KELPS: A Framework for Verified Multi-Language Autoformalization via Semantic-Syntactic Alignment
Jiyao Zhang, Chengli Zhong, Hui Xu, Qige Li, Yi Zhou
cs.CL
Jul 11, 2025 · v1
TL;DR
KELPS translates informal math into Lean, Coq, and Isabelle via Knowledge Equations, producing a verified multilingual parallel corpus.
Abstract
Modern large language models (LLMs) show promising progress in formalizing informal mathematics into machine-verifiable theorems.

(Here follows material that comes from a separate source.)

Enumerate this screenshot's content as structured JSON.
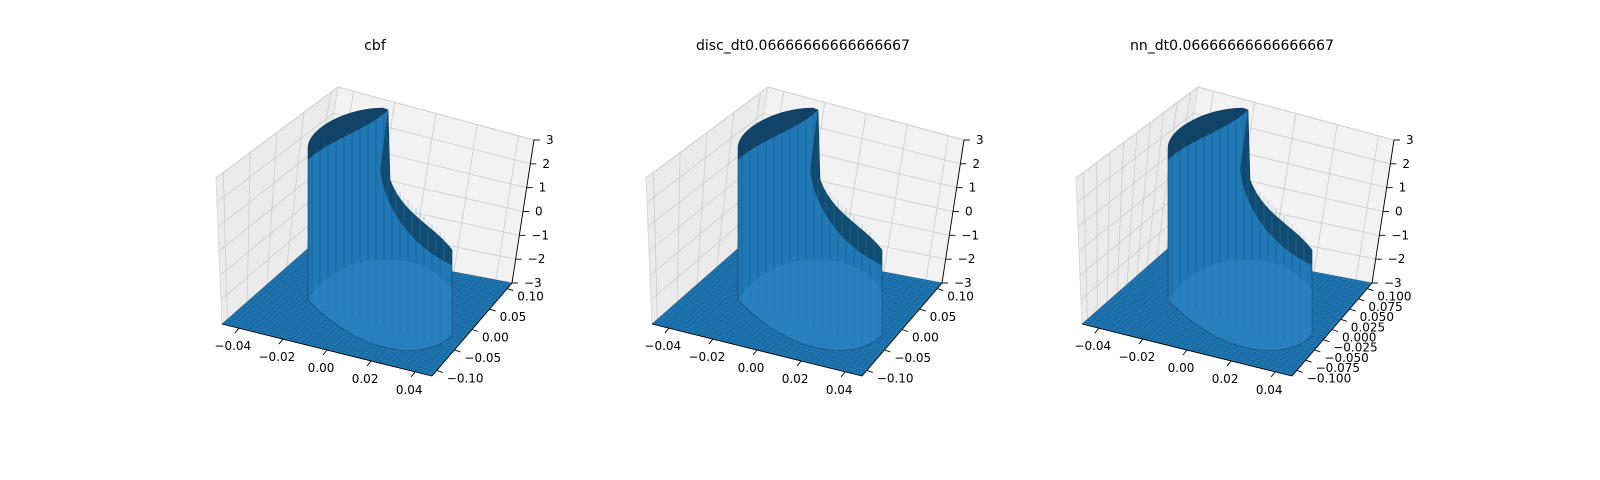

However, these methods still face bottlenecks due to the limited quantity and quality of multilingual parallel corpora. In this paper, we propose a novel neuro-symbolic framework KELPS (Knowledge-Equation based Logical Processing System) to address these problems. KELPS is an iterative framework for translating, synthesizing, and filtering informal data into multiple formal languages (Lean, Coq, and Isabelle). First, we translate natural language into Knowledge Equations (KEs), a novel language that we designed, theoretically grounded in assertional logic. Next, we convert them to target languages through rigorously defined rules that preserve both syntactic structure and semantic meaning. This process yielded a parallel corpus of over 60,000 problems. Our framework achieves 88.9% syntactic accuracy (pass@1) on MiniF2F, outperforming SOTA models such as Deepseek-V3 (81%) and Herald (81.3%) across multiple datasets. All datasets and codes are available in the supplementary materials.
Problem
Autoformalization methods face bottlenecks due to limited quantity and quality of multilingual parallel corpora between natural language and formal proof languages (Lean, Coq, Isabelle).
Approach
The authors propose KELPS (Knowledge-Equation based Logical Processing System), an iterative neuro-symbolic framework for translating informal mathematics into multiple formal languages. KELPS first translates natural language into Knowledge Equations (KEs), an intermediate representation grounded in assertional logic. KEs are then converted to target languages (Lean, Coq, Isabelle) through rigorously defined rules preserving syntactic structure and semantic meaning. The process yields a parallel corpus of over 60,000 problems.
Results
KELPS achieves 88.9% syntactic accuracy (pass@1) on MiniF2F, outperforming DeepSeek-V3 (81%) and Herald (81.3%) across multiple datasets. The framework produces verified formalizations in Lean, Coq, and Isabelle simultaneously from the same intermediate representation.